Ray Bonneville: Goin By Feel

Ray Bonneville
Goin’ By Feel
Red House
2008-01-22

Ray Bonneville writes gritty tales about love gone wrong, the plight of innocent people in a corrupt world, and the simple beauty of the ordinary world around us. He sings his lyrics in a dusty voice that expresses identification with the common person, who may often be a bit down and out. The closest sonic equivalent would be Bob Dylan circa 1976’s Desire, without the flatness. Meanwhile, Bonneville strums his guitar to a steady beat that seems to continuously comment that life goes on, no matter what happens.

The dozen songs on Bonneville’s latest all employ the literary conceit of natural events as metaphors and symbols for what happens in human lives. Whether he’s singing about “cool cool rain on a hot day” or a “the sun going low”, it’s always clear that he’s talking about the traits of the people whose stories he’s telling. This allows Bonneville to richly evoke moods and feelings that go beyond the bare facts of his tales. For example, the song “Sabine River” concerns a woman who works at the last gas station before New Orleans. She’s had a hard life, but we never learn about the details. Bonneville paints his character study with odd observations of the woman combined with the geographic features of the land: the way in which she leans against the wall and the fire in her eyes with the fact that this is the place where two rivers meet and cut each other off to create a third. We know what Bonneville means when he says “the Sabine River flows on”, that this woman has a rough past but endures with dignity.

Gurf Morlix (Lucinda Williams, Mary Gauthier) produced the album and plays bass on most of the cuts. He keeps the instrumentation simple and the sound uncluttered. Mostly its Bonneville’s voice in the forefront with his amplified guitar, Morlix’s bass, and either Rick Richards or Geoff Arsenault drumming. Bonneville does play a bluesy harmonica on several cuts and Eliza Gilkyson contributes harmony vocals on a few others.
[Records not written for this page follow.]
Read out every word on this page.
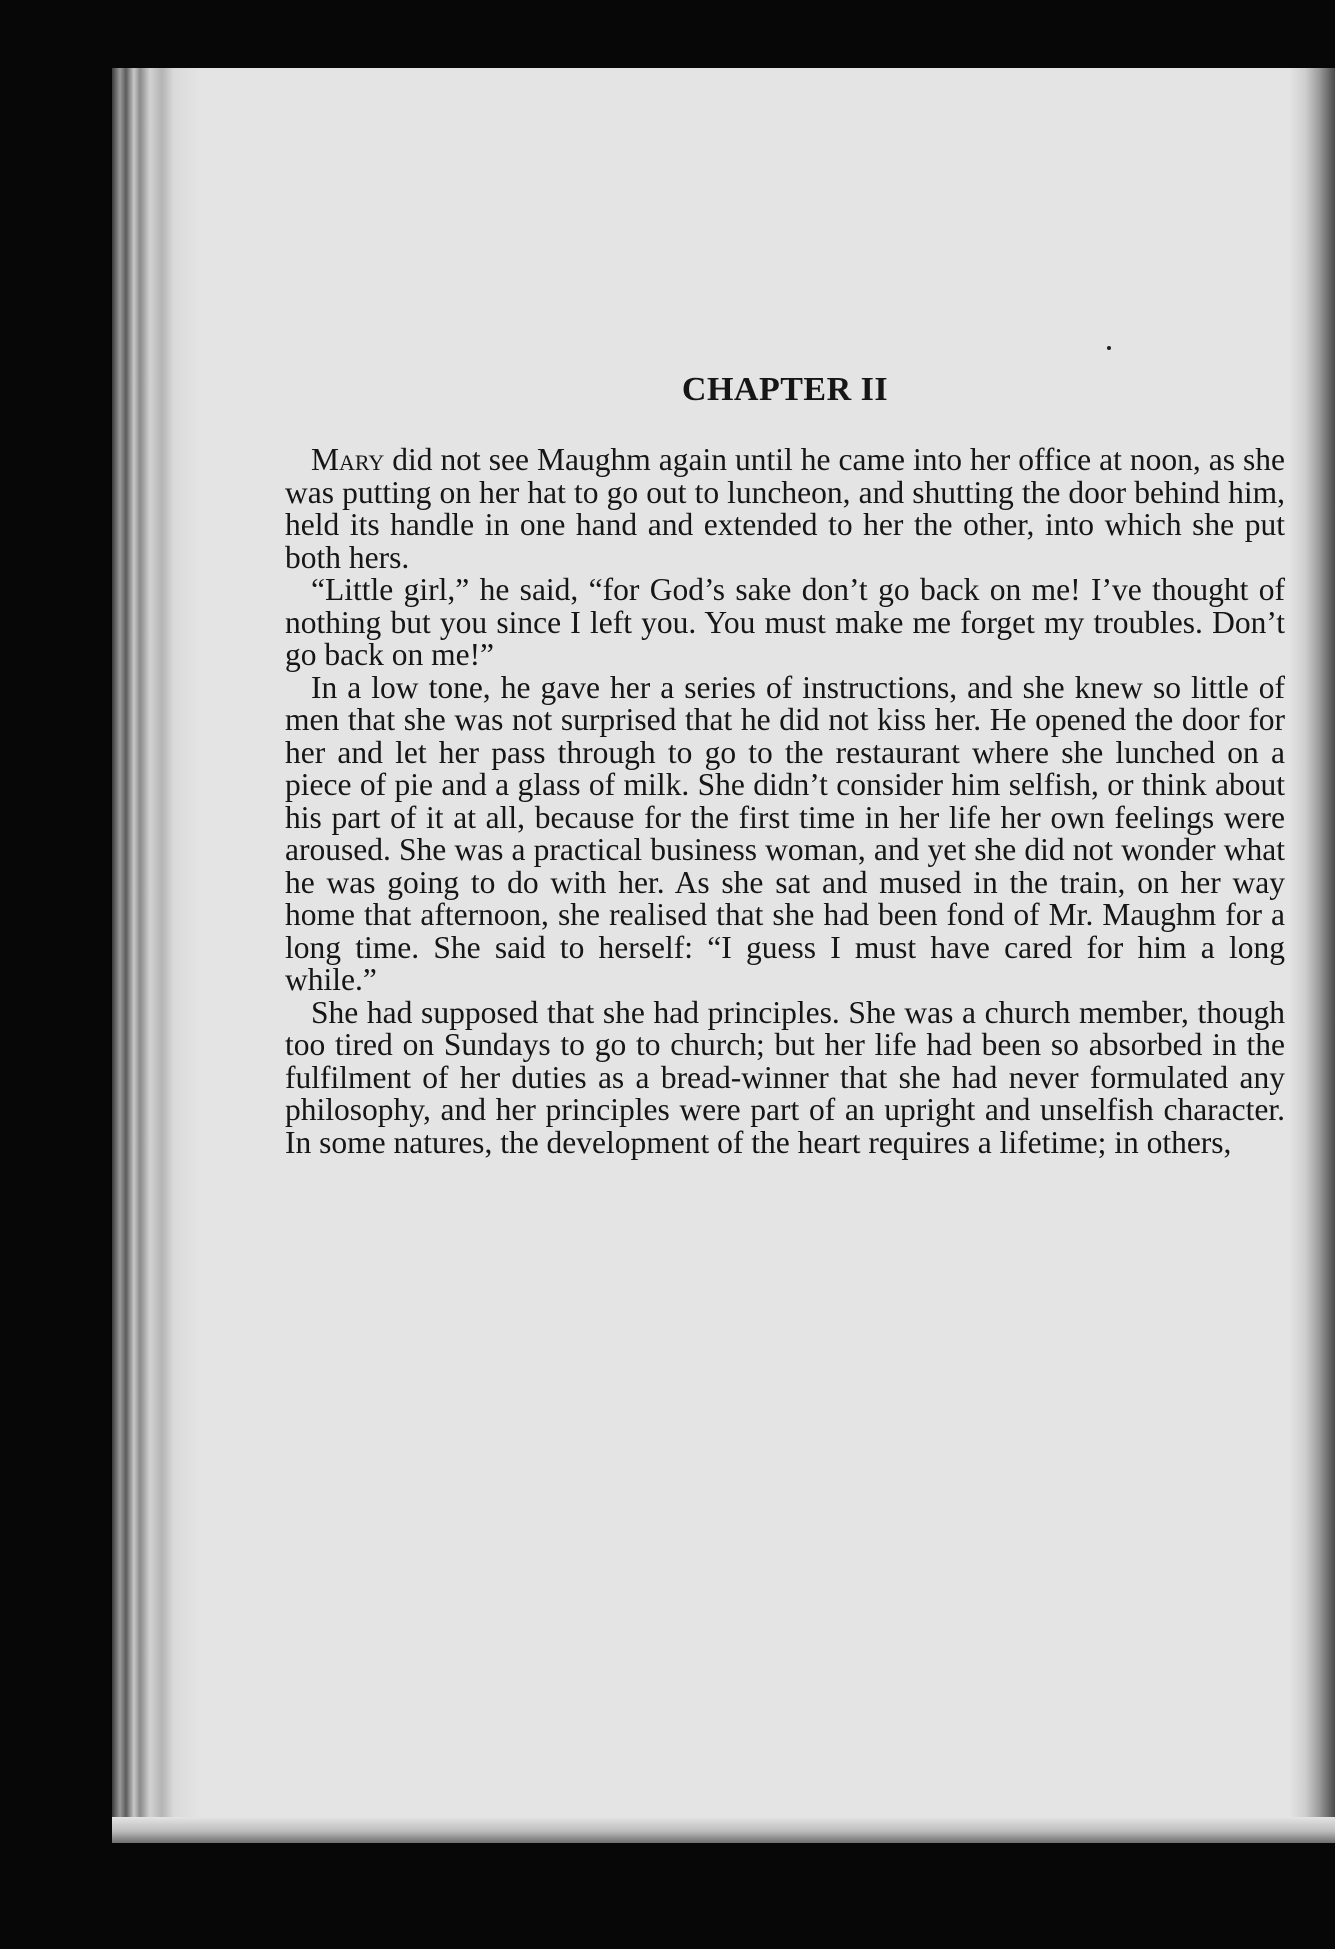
CHAPTER II

Mary did not see Maughm again until he came into her office at noon, as she was putting on her hat to go out to luncheon, and shutting the door behind him, held its handle in one hand and extended to her the other, into which she put both hers.

“Little girl,” he said, “for God’s sake don’t go back on me! I’ve thought of nothing but you since I left you. You must make me forget my troubles. Don’t go back on me!”

In a low tone, he gave her a series of instructions, and she knew so little of men that she was not surprised that he did not kiss her. He opened the door for her and let her pass through to go to the restaurant where she lunched on a piece of pie and a glass of milk. She didn’t consider him selfish, or think about his part of it at all, because for the first time in her life her own feelings were aroused. She was a practical business woman, and yet she did not wonder what he was going to do with her. As she sat and mused in the train, on her way home that afternoon, she realised that she had been fond of Mr. Maughm for a long time. She said to herself: “I guess I must have cared for him a long while.”

She had supposed that she had principles. She was a church member, though too tired on Sundays to go to church; but her life had been so absorbed in the fulfilment of her duties as a bread-winner that she had never formulated any philosophy, and her principles were part of an upright and unselfish character. In some natures, the development of the heart requires a lifetime; in others,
The disc has a sprawling intimacy whose many moods go all over the places of the human heart. Bonneville can be funny and quirky one minute, and cerebral and reflective the next. Consider the playful “Shy Star”, which concerns an astronomical body too bashful to come out at night, and which then turns into a meditative reflection about life itself — that the singer is just “another speck in the universe made out of nothing more than dust and these few words”. The cosmic transition is made so quickly that it takes one’s breath away. Bonneville’s not being cynical or sarcastic. The songs here consistently offer an optimistic take on the human condition. The best example of this is his tribute to the rebirth of New Orleans, “I Am the Big Easy”. The pride of the city in the wake of Katrina comes across loud and clear in his description of the town’s inhabitants.

Bonneville’s no Pollyana. He sings about how war shatters people’s lives and profits the rich in “Carry the Burden”, domestic abuse in “Run Jolee Run”, and the other hard facts of contemporary existence on various songs. But Bonneville shows our resilience to life’s troubles, and there lies his greatest achievement. He knows things might be hard and unfair, but this is the only world we have. Finding love and making the best of things is all one can do, and maybe that’s enough.